The causes of depression are not well understood, though genetics, brain chemistry and personal circumstances all appear to play a role. The illness is defined as a constellation of symptoms, from a sense of hopelessness to the inability to sleep, that loom over a person for a minimum of two weeks.

Young said depression is a chronic condition only for a small portion of people; for most, it comes and goes. That can disguise the struggles a well-known person might have with the illness, he said.

“People can be really productive and then fall into depression,” he said. “You won’t see them for a year or two, and then they’ll come back. It can be that success comes in episodes and depression does too, but the public doesn’t see that.”

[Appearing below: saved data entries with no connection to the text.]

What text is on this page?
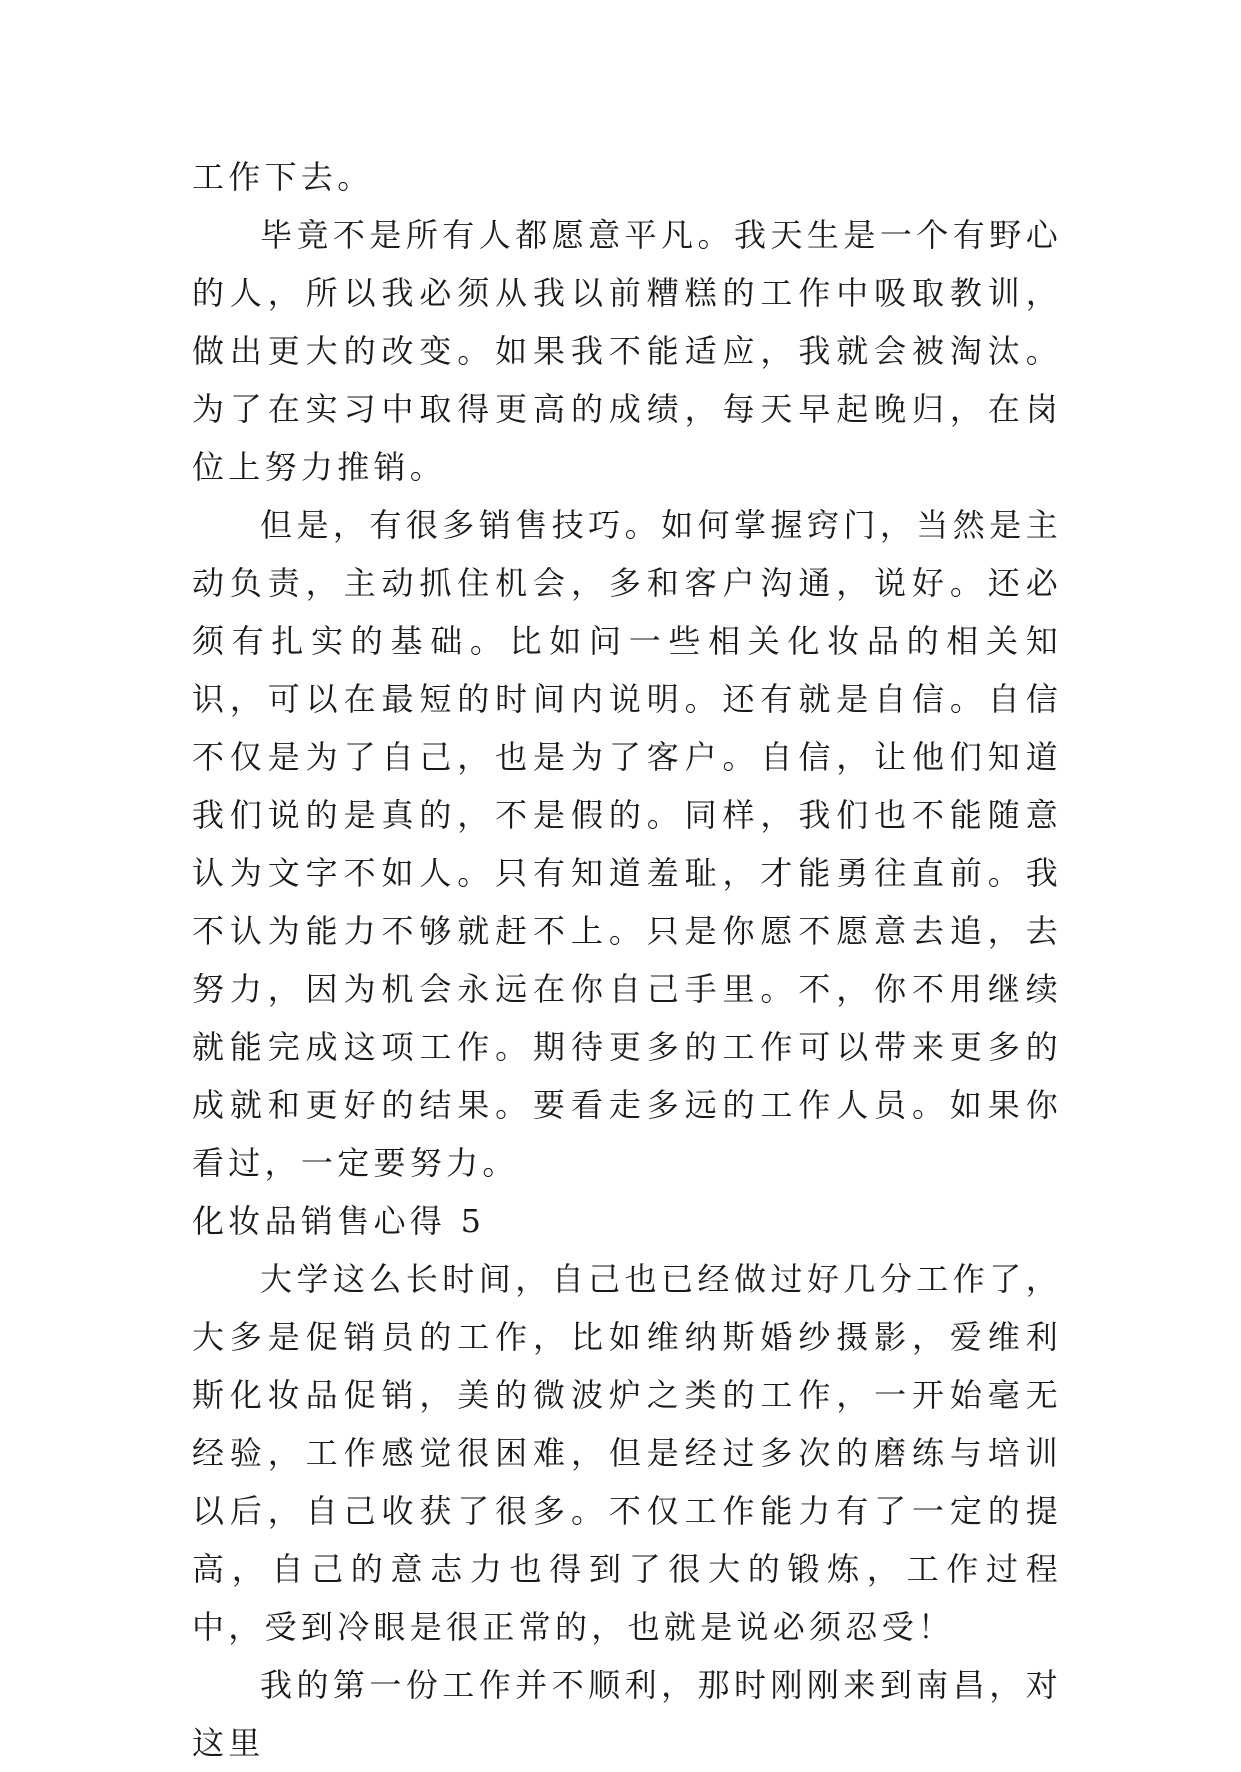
工作下去。

毕竟不是所有人都愿意平凡。我天生是一个有野心的人，所以我必须从我以前糟糕的工作中吸取教训，做出更大的改变。如果我不能适应，我就会被淘汰。为了在实习中取得更高的成绩，每天早起晚归，在岗位上努力推销。

但是，有很多销售技巧。如何掌握窍门，当然是主动负责，主动抓住机会，多和客户沟通，说好。还必须有扎实的基础。比如问一些相关化妆品的相关知识，可以在最短的时间内说明。还有就是自信。自信不仅是为了自己，也是为了客户。自信，让他们知道我们说的是真的，不是假的。同样，我们也不能随意认为文字不如人。只有知道羞耻，才能勇往直前。我不认为能力不够就赶不上。只是你愿不愿意去追，去努力，因为机会永远在你自己手里。不，你不用继续就能完成这项工作。期待更多的工作可以带来更多的成就和更好的结果。要看走多远的工作人员。如果你看过，一定要努力。

化妆品销售心得 5

大学这么长时间，自己也已经做过好几分工作了，大多是促销员的工作，比如维纳斯婚纱摄影，爱维利斯化妆品促销，美的微波炉之类的工作，一开始毫无经验，工作感觉很困难，但是经过多次的磨练与培训以后，自己收获了很多。不仅工作能力有了一定的提高，自己的意志力也得到了很大的锻炼，工作过程中，受到冷眼是很正常的，也就是说必须忍受！

我的第一份工作并不顺利，那时刚刚来到南昌，对这里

Though depression generally first strikes in a person’s teens or 20s, it can hang on for decades. William Styron, the late author of “Sophie’s Choice” and “The Confessions of Nat Turner,” wrote that for most of his life he was able to control his symptoms with booze. But at the age of 60, when Styron was one of America’s most celebrated writers, depression struck with a vengeance.

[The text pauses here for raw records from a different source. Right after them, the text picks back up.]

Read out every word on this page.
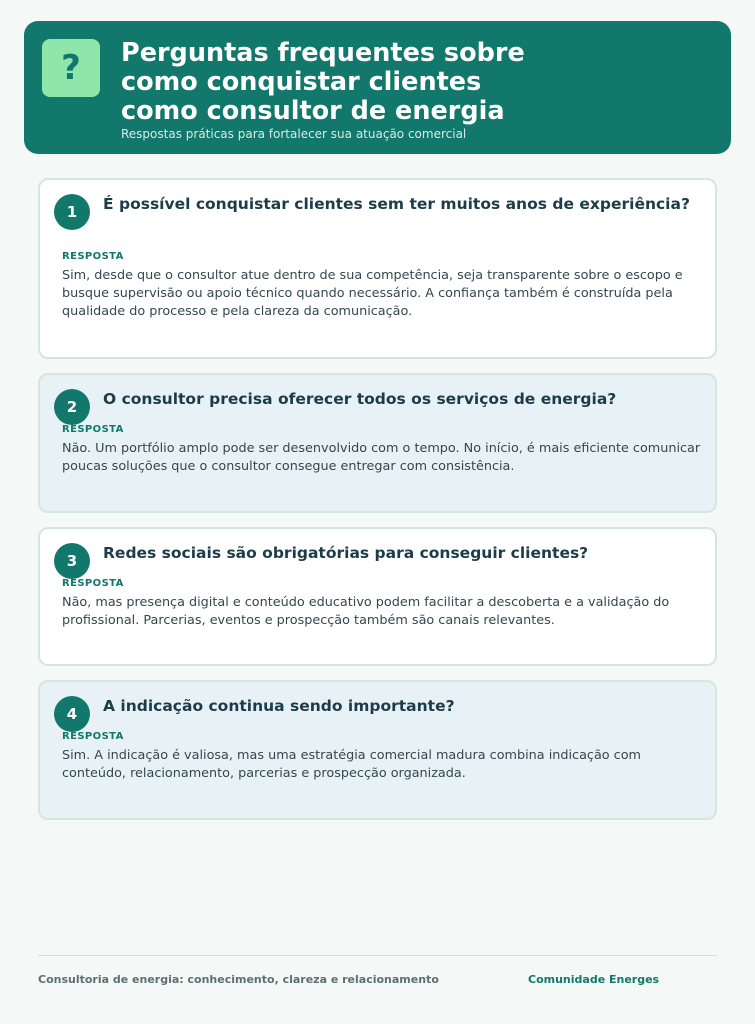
?	Perguntas frequentes sobre
como conquistar clientes
como consultor de energia
Respostas práticas para fortalecer sua atuação comercial
1	É possível conquistar clientes sem ter muitos anos de experiência?
RESPOSTA
Sim, desde que o consultor atue dentro de sua competência, seja transparente sobre o escopo e busque supervisão ou apoio técnico quando necessário. A confiança também é construída pela qualidade do processo e pela clareza da comunicação.
2	O consultor precisa oferecer todos os serviços de energia?
RESPOSTA
Não. Um portfólio amplo pode ser desenvolvido com o tempo. No início, é mais eficiente comunicar poucas soluções que o consultor consegue entregar com consistência.
3	Redes sociais são obrigatórias para conseguir clientes?
RESPOSTA
Não, mas presença digital e conteúdo educativo podem facilitar a descoberta e a validação do profissional. Parcerias, eventos e prospecção também são canais relevantes.
4	A indicação continua sendo importante?
RESPOSTA
Sim. A indicação é valiosa, mas uma estratégia comercial madura combina indicação com conteúdo, relacionamento, parcerias e prospecção organizada.
Consultoria de energia: conhecimento, clareza e relacionamento	Comunidade Energes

“The pain is unrelenting, and what makes the condition intolerable is the foreknowledge that no remedy will come — not in a day, an hour, a month, or a minute,” Styron wrote in “Darkness Visible,” his 1990 memoir of battling the illness. ” … One does not abandon, even briefly, one’s bed of nails, but is attached to it wherever one goes.”

While fame is no insulator from depression, neither is wealth. Poverty has been associated with a higher prevalence of the illness, but some recent research has suggested that affluent teens could be even more susceptible than their less fortunate peers.

Arizona State University psychology professor Suniya Luthar said that’s because of the demands wealthy children face to be high achievers — demands that don’t stop when they reach adulthood.

“It’s not as though once we pass adolescence, we’re no longer prey to these pressures,” she said. “If anything, it’s more so. If I have been able to maintain a certain lifestyle for my children, I can’t take a step back and say we’re moving from a seven-bedroom house to a two-bedroom house.”

When it comes to recovery, affluent people might have readier access to therapists and medication, but that is no guarantee of success, said Dr. Laura Parise, an addiction psychiatrist with NorthShore University HealthSystem.

“People who seek treatment, no matter at what level, have underlying problems that they don’t have the coping skills for,” she said. “If you have a propensity toward addiction or mental illness, you tend to seek out very unhealthy coping mechanisms.”

Williams spoke in recent years about his devotion to 12-step meetings, and in early July, People magazine reported that one of his representatives said Williams had checked into a treatment center to “fine-tune and focus on his continued commitment” to sobriety.

After Williams’ death, a representative said only that the comedian had been “battling severe depression of late.”

Parise said recovering from depression and addiction — which often occur together — can take a lifetime.

“Some people embrace it right away and maintain that connection,” she said. “Some people go in and out, where they maintain it successfully for some period of time, and relapses are fewer and farther in between. Other people, it takes them a lot longer. They’re still in the process.”

Williams’ line of work lent extra pathos to his death — “What makes his death so difficult to understand is the question, ‘How can someone so funny be so sad?'” director Barry Levinson wrote in a remembrance — but while the tormented comedian is a well-worn cultural icon, Andrew Alexander, co-owner and executive producer of The Second City improv theater, said it’s not accurate across the board.

“It would be unfair to say that people in the comedy world (suffer more from depression),” he said. “I’ve met a lot of people in the business, a lot of them pretty stable and not having those kinds of issues.”

That said, he acknowledged that many people are good at hiding their problems.

“What happens with this disease is there’s a lot of secrecy, so you just don’t know for sure,” he said.